Ambientado no Rio de Janeiro de 1732 e narrador por um misterioso e onipresente personagem (que é revelado no desfecho da história), o livro coloca no centro da trama a travesti Vitória, uma escrava liberta, originária do Congo, conhecida por sua sabedoria mandigueira, generosidade, alto senso de justiça. Uma existência que, por si só, já era um ato de bravura nesta época em que termos como cisgênero, transexual, travesti ou até mesmo homossexualidade não existiam e cujas leis fiscais e sociais eram regidas pela duvidosa moral da Igreja Católica.

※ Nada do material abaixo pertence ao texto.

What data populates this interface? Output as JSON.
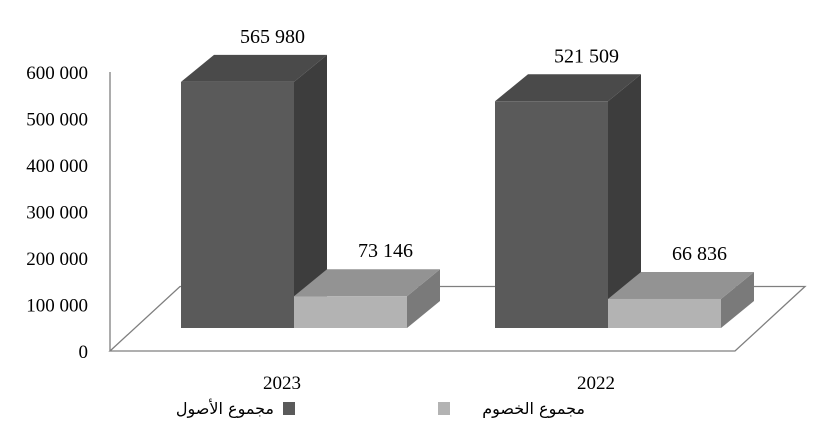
{
  "chart_data": {
    "type": "bar",
    "style": "3d-column",
    "categories": [
      "2023",
      "2022"
    ],
    "series": [
      {
        "name": "مجموع الأصول",
        "values": [
          565980,
          521509
        ],
        "color": "#5a5a5a"
      },
      {
        "name": "مجموع الخصوم",
        "values": [
          73146,
          66836
        ],
        "color": "#b3b3b3"
      }
    ],
    "data_labels": [
      [
        "565 980",
        "521 509"
      ],
      [
        "73 146",
        "66 836"
      ]
    ],
    "y_ticks": [
      "0",
      "100 000",
      "200 000",
      "300 000",
      "400 000",
      "500 000",
      "600 000"
    ],
    "ylim": [
      0,
      600000
    ],
    "grid": false,
    "legend_position": "bottom",
    "title": "",
    "xlabel": "",
    "ylabel": ""
  }
}
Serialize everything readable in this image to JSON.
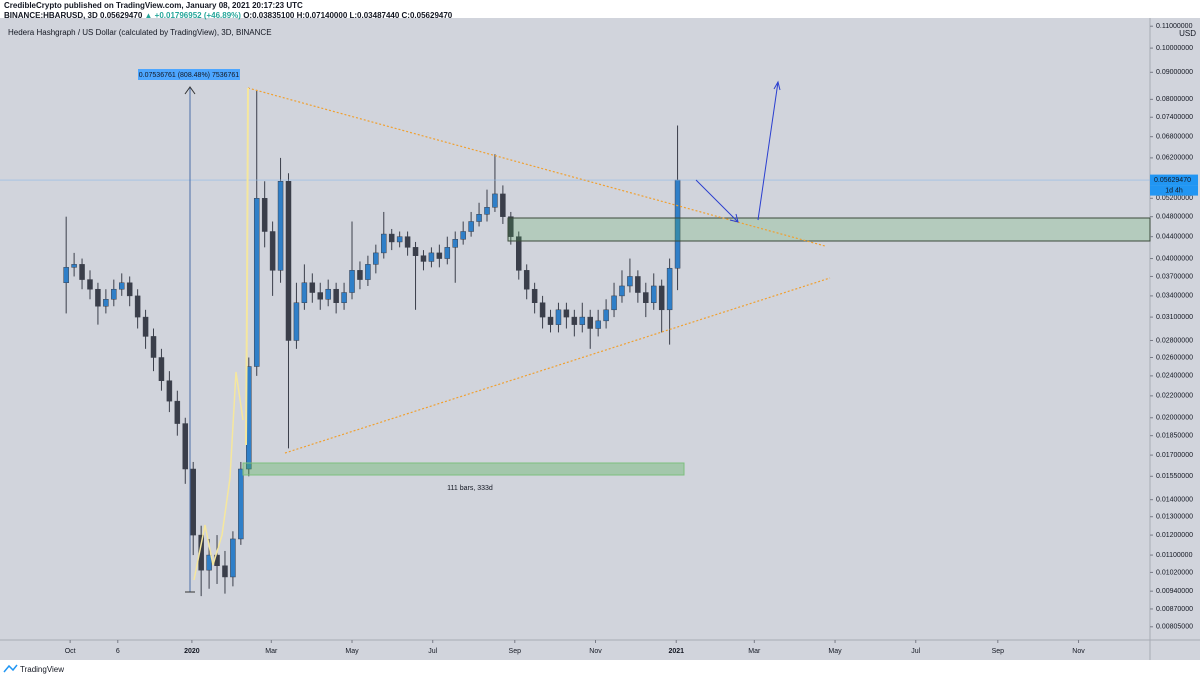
{
  "header": {
    "line1": "CredibleCrypto published on TradingView.com, January 08, 2021 20:17:23 UTC",
    "symbol": "BINANCE:HBARUSD, 3D",
    "last": "0.05629470",
    "change": "▲ +0.01796952 (+46.89%)",
    "ohlc": "O:0.03835100 H:0.07140000 L:0.03487440 C:0.05629470"
  },
  "footer": {
    "brand": "TradingView"
  },
  "chart_data": {
    "type": "candlestick",
    "title": "Hedera Hashgraph / US Dollar (calculated by TradingView), 3D, BINANCE",
    "y_axis_unit": "USD",
    "last_price_label": "0.05629470",
    "countdown_label": "1d 4h",
    "annotations": {
      "measure": "0.07536761 (808.48%) 7536761",
      "range": "111 bars, 333d"
    },
    "log_scale": true,
    "grid": false,
    "up_color": "#2f7fc8",
    "down_color": "#3a3e4a",
    "xlim": [
      -53,
      816
    ],
    "ylim": [
      0.0076,
      0.114
    ],
    "xticks": [
      {
        "value": 0,
        "label": "Oct"
      },
      {
        "value": 36,
        "label": "6"
      },
      {
        "value": 92,
        "label": "2020"
      },
      {
        "value": 152,
        "label": "Mar"
      },
      {
        "value": 213,
        "label": "May"
      },
      {
        "value": 274,
        "label": "Jul"
      },
      {
        "value": 336,
        "label": "Sep"
      },
      {
        "value": 397,
        "label": "Nov"
      },
      {
        "value": 458,
        "label": "2021"
      },
      {
        "value": 517,
        "label": "Mar"
      },
      {
        "value": 578,
        "label": "May"
      },
      {
        "value": 639,
        "label": "Jul"
      },
      {
        "value": 701,
        "label": "Sep"
      },
      {
        "value": 762,
        "label": "Nov"
      }
    ],
    "yticks": [
      {
        "value": 0.11,
        "label": "0.11000000"
      },
      {
        "value": 0.1,
        "label": "0.10000000"
      },
      {
        "value": 0.09,
        "label": "0.09000000"
      },
      {
        "value": 0.08,
        "label": "0.08000000"
      },
      {
        "value": 0.074,
        "label": "0.07400000"
      },
      {
        "value": 0.068,
        "label": "0.06800000"
      },
      {
        "value": 0.062,
        "label": "0.06200000"
      },
      {
        "value": 0.052,
        "label": "0.05200000"
      },
      {
        "value": 0.048,
        "label": "0.04800000"
      },
      {
        "value": 0.044,
        "label": "0.04400000"
      },
      {
        "value": 0.04,
        "label": "0.04000000"
      },
      {
        "value": 0.037,
        "label": "0.03700000"
      },
      {
        "value": 0.034,
        "label": "0.03400000"
      },
      {
        "value": 0.031,
        "label": "0.03100000"
      },
      {
        "value": 0.028,
        "label": "0.02800000"
      },
      {
        "value": 0.026,
        "label": "0.02600000"
      },
      {
        "value": 0.024,
        "label": "0.02400000"
      },
      {
        "value": 0.022,
        "label": "0.02200000"
      },
      {
        "value": 0.02,
        "label": "0.02000000"
      },
      {
        "value": 0.0185,
        "label": "0.01850000"
      },
      {
        "value": 0.017,
        "label": "0.01700000"
      },
      {
        "value": 0.0155,
        "label": "0.01550000"
      },
      {
        "value": 0.014,
        "label": "0.01400000"
      },
      {
        "value": 0.013,
        "label": "0.01300000"
      },
      {
        "value": 0.012,
        "label": "0.01200000"
      },
      {
        "value": 0.011,
        "label": "0.01100000"
      },
      {
        "value": 0.0102,
        "label": "0.01020000"
      },
      {
        "value": 0.0094,
        "label": "0.00940000"
      },
      {
        "value": 0.0087,
        "label": "0.00870000"
      },
      {
        "value": 0.00805,
        "label": "0.00805000"
      }
    ],
    "x": [
      -3,
      3,
      9,
      15,
      21,
      27,
      33,
      39,
      45,
      51,
      57,
      63,
      69,
      75,
      81,
      87,
      93,
      99,
      105,
      111,
      117,
      123,
      129,
      135,
      141,
      147,
      153,
      159,
      165,
      171,
      177,
      183,
      189,
      195,
      201,
      207,
      213,
      219,
      225,
      231,
      237,
      243,
      249,
      255,
      261,
      267,
      273,
      279,
      285,
      291,
      297,
      303,
      309,
      315,
      321,
      327,
      333,
      339,
      345,
      351,
      357,
      363,
      369,
      375,
      381,
      387,
      393,
      399,
      405,
      411,
      417,
      423,
      429,
      435,
      441,
      447,
      453,
      459
    ],
    "open": [
      0.036,
      0.0385,
      0.039,
      0.0365,
      0.035,
      0.0325,
      0.0335,
      0.035,
      0.036,
      0.034,
      0.031,
      0.0285,
      0.026,
      0.0235,
      0.0215,
      0.0195,
      0.016,
      0.012,
      0.0103,
      0.011,
      0.0105,
      0.01,
      0.0118,
      0.016,
      0.025,
      0.052,
      0.045,
      0.038,
      0.056,
      0.028,
      0.033,
      0.036,
      0.0345,
      0.0335,
      0.035,
      0.033,
      0.0345,
      0.038,
      0.0365,
      0.039,
      0.041,
      0.0445,
      0.043,
      0.044,
      0.042,
      0.0405,
      0.0395,
      0.041,
      0.04,
      0.042,
      0.0435,
      0.045,
      0.047,
      0.0485,
      0.05,
      0.053,
      0.048,
      0.044,
      0.038,
      0.035,
      0.033,
      0.031,
      0.03,
      0.032,
      0.031,
      0.03,
      0.031,
      0.0295,
      0.0305,
      0.032,
      0.034,
      0.0355,
      0.037,
      0.0345,
      0.033,
      0.0355,
      0.032,
      0.03835
    ],
    "high": [
      0.048,
      0.041,
      0.04,
      0.038,
      0.036,
      0.035,
      0.0365,
      0.0375,
      0.037,
      0.035,
      0.032,
      0.0295,
      0.027,
      0.0245,
      0.0225,
      0.02,
      0.0165,
      0.0125,
      0.0118,
      0.012,
      0.0112,
      0.0122,
      0.0165,
      0.026,
      0.083,
      0.056,
      0.047,
      0.062,
      0.058,
      0.036,
      0.039,
      0.0375,
      0.036,
      0.0365,
      0.036,
      0.036,
      0.047,
      0.0395,
      0.0405,
      0.0425,
      0.049,
      0.0455,
      0.045,
      0.045,
      0.043,
      0.0415,
      0.042,
      0.0425,
      0.044,
      0.045,
      0.047,
      0.049,
      0.051,
      0.054,
      0.063,
      0.055,
      0.049,
      0.045,
      0.039,
      0.036,
      0.034,
      0.032,
      0.033,
      0.033,
      0.032,
      0.033,
      0.032,
      0.032,
      0.0335,
      0.036,
      0.038,
      0.04,
      0.038,
      0.036,
      0.0375,
      0.0365,
      0.04,
      0.0714
    ],
    "low": [
      0.0315,
      0.037,
      0.035,
      0.0335,
      0.03,
      0.0315,
      0.0325,
      0.034,
      0.0325,
      0.0295,
      0.027,
      0.0245,
      0.0225,
      0.0205,
      0.0185,
      0.015,
      0.011,
      0.0092,
      0.0095,
      0.0097,
      0.0093,
      0.0096,
      0.0115,
      0.0155,
      0.024,
      0.042,
      0.034,
      0.036,
      0.0175,
      0.027,
      0.032,
      0.033,
      0.032,
      0.0325,
      0.0315,
      0.032,
      0.0335,
      0.035,
      0.0355,
      0.0375,
      0.04,
      0.0415,
      0.042,
      0.0405,
      0.032,
      0.038,
      0.0385,
      0.0385,
      0.039,
      0.036,
      0.0425,
      0.044,
      0.046,
      0.047,
      0.049,
      0.0465,
      0.0425,
      0.0365,
      0.0335,
      0.0315,
      0.0295,
      0.029,
      0.029,
      0.0295,
      0.0285,
      0.029,
      0.027,
      0.0285,
      0.0295,
      0.031,
      0.033,
      0.0345,
      0.033,
      0.031,
      0.032,
      0.029,
      0.0275,
      0.03487
    ],
    "close": [
      0.0385,
      0.039,
      0.0365,
      0.035,
      0.0325,
      0.0335,
      0.035,
      0.036,
      0.034,
      0.031,
      0.0285,
      0.026,
      0.0235,
      0.0215,
      0.0195,
      0.016,
      0.012,
      0.0103,
      0.011,
      0.0105,
      0.01,
      0.0118,
      0.016,
      0.025,
      0.052,
      0.045,
      0.038,
      0.056,
      0.028,
      0.033,
      0.036,
      0.0345,
      0.0335,
      0.035,
      0.033,
      0.0345,
      0.038,
      0.0365,
      0.039,
      0.041,
      0.0445,
      0.043,
      0.044,
      0.042,
      0.0405,
      0.0395,
      0.041,
      0.04,
      0.042,
      0.0435,
      0.045,
      0.047,
      0.0485,
      0.05,
      0.053,
      0.048,
      0.044,
      0.038,
      0.035,
      0.033,
      0.031,
      0.03,
      0.032,
      0.031,
      0.03,
      0.031,
      0.0295,
      0.0305,
      0.032,
      0.034,
      0.0355,
      0.037,
      0.0345,
      0.033,
      0.0355,
      0.032,
      0.03835,
      0.05629
    ]
  }
}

Vitória mantém um romance secreto com Felipe Gama, um jovem pertencente a uma das famílias mais ricas da cidade. Os Gama ganharam prestígio juntamente à família Muniz e, além das posses e do noivado entre Felipe e Sianninha, ambas têm um comum a proibida e altamente condenável prática do judaísmo.

A chegada do frei português Alexandre Saldanha Sardinha, enviado pelo Tribunal do Santo Ofício para investigar as heresias que eram cometidas na "terra do pecado", agita a rotina das duas famílias, que precisam provar sua devoção - falsa porém pública - ao catolicismo para manter o prestígio e a riqueza. Neste emaranhado de segredos acabam também vivendo os escravos, jovens e mais velhos trazidos de tantos locais distintos do continente africano, cada qual com sua língua e práticas religiosas. Acompanhamos então Quitéria, Zé Savalú e Tomásio, comprados por Branca, a ambiciosa e fria matriarca da família Muniz.

Adultério, chantagens, delação premiada e uma perigosa viagem a Minas Gerais compõem a trama de Nada Digo de Ti, Que em Ti Não Veja. través de uma trama emocionante e envolvente, Eliana Alves Dias nos instiga a repensar a normatividade dos corpos e o conceito de liberdade para além do que nos foi contado na sala de aula ou de forma romantizada por tantos outros livros, filmes e novelas.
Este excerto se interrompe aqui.